“I prefer to do business on a handshake, rather than a written contract. What’s wrong with that?”
While some verbal contracts or handshake agreements might be legal, other contracts require written agreements to be enforced. Some of these include transfer of real estate, sale of goods worth $500 or more, contracts that cannot be performed within one year, and promises to answer for another’s debt.
When working with family and friends, always put agreements in writing to prevent misunderstandings, hard feelings and awkward Thanksgiving dinners.
Written agreements also:
- Lead to successful relationships by outlining obligations of both parties. There is a clear understanding of what you will do for the customer and what (and when) you will be paid.
- Are valuable when selling your business, showing commitments on the part of your customers.
- Ensure ongoing revenues will continue to cover one-time or set-up costs that are initially waived.
- Help you more accurately predict future cash flow when planning for growth.
- Help cement long-term relationships; and it’s more profitable to work with current customers than to generate new business.

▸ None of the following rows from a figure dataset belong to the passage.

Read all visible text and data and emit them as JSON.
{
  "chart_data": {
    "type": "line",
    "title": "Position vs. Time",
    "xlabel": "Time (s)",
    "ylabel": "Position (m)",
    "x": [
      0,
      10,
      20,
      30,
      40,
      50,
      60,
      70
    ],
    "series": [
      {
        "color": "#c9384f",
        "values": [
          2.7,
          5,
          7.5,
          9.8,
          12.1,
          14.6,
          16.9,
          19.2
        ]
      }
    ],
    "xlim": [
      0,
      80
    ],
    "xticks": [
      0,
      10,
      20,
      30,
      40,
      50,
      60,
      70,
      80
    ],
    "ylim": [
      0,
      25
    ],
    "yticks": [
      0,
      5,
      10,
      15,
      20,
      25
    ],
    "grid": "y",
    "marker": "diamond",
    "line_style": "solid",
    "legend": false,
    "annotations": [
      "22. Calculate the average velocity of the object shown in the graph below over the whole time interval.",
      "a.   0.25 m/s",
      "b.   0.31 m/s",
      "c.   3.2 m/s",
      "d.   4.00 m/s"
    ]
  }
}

You might hesitate to use contracts because you don’t want to pay attorneys. Draft your own initial agreement, making sure that you have clearly defined everyone’s responsibilities. Then have a lawyer review it to make sure it will stand up in court. You may pay a lawyer as little as a few hundred dollars to review an agreement but litigation over a contract gone wrong can reach well into the 5 or 6 figures! Use layman’s terms as much as possible. This allows for minor modifications and makes the agreement more easily understood.
Write your contracts before there is disagreement, when both parties are on good terms. By developing agreements on the front end while the relationship is positive, both parties can consider what is fair.
Doing business by written agreement rather than a handshake does not mean that you ignore opportunities to make your customers happy. You can always exceed contractual commitments or allow a customer who has hit a rough patch to break (or postpone) the contract until he is able to fulfill his obligations. Put these exceptions in writing, signed by the parties to the contract. This protects you and helps the customer recognize that you are doing everything possible to maintain a great relationship.
And now for the “fine print”: I am not an attorney, and I am not providing legal advice but rather an overview of the business aspects regarding contracts. You should consult a lawyer for specific questions. Your SCORE mentor can provide you a list of lawyers our clients have used.